Stinky, Slobbery Mouth

Here's a good question from Ra...

I have a 2 year old Lhasa apso. She's a bit flat, she's really vocal though, and shes salivating alot, like her chin is always wet. Plus her breath reeks and it never did before. I tried to open her mouth and look in before and she wanted to bite me-she yelped. there was alot of chewed up food (biscuits) just sitting at the front of her teeth. London is littered with chicken bones-what do you think, maybe there is a chicken bone stuck in her mouth somewhere? P.s.I took her to the vet and they found nothing...yet I'm not sure they thoroughly checked her mouth as I wasn't there.
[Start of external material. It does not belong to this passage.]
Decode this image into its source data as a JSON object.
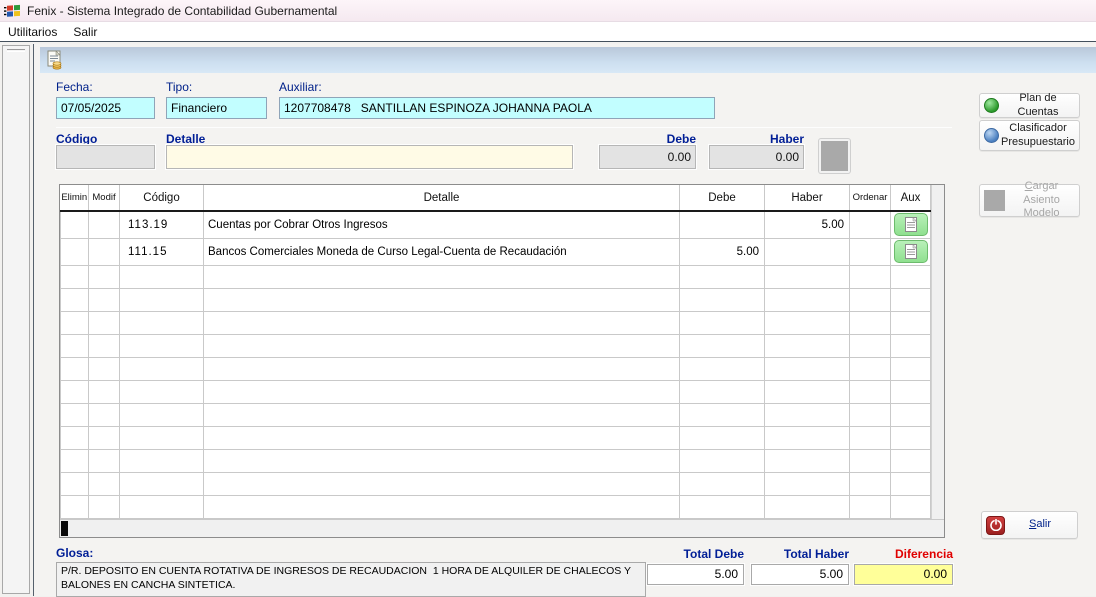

There are several things that can cause a foul odor, excessive salivation, and a painful mouth.  One of the most common is periodontal disease.  Severely infected gums and teeth will lead to these symptoms and can be quite painful.  I've seen many cases where the infection is so bad I will literally have my stomach churn as I'm looking at the mouth and then extracting teeth.

However, there are certainly other causes of these symptoms.  Oral tumors as they become necrotic can look like this.  And then there are foreign objects in the mouth, such as bones, sticks, and so on.  Something stuck in the mouth is a real concern.

Unfortunately it can be difficult to figure out what is in the mouth in some patients.  Most of them don't like us opening the jaws and sticking fingers or probes in the mouth, especially if it's painful.  It's common for pets to swing their head around and generally try to keep us from doing a good exam.  With a very well behaved and tolerant patient we can get a good look in the mouth.  Otherwise it's pretty tough.  If we really need to do an extensive exam in a resistant or aggressive patient, we're going to need to use a sedative of some sort.

If this was my patient and I couldn't get a good enough look on a routine exam, I would recommend a short-acting immobilization agent such as propofol or Dexdomitor.  Once the dog is fully asleep we can look and probe all we want.  It may also be necessary to take x-rays of the jaw and skull if the problem isn't very obvious.

Talk to your vet more about this, Ra.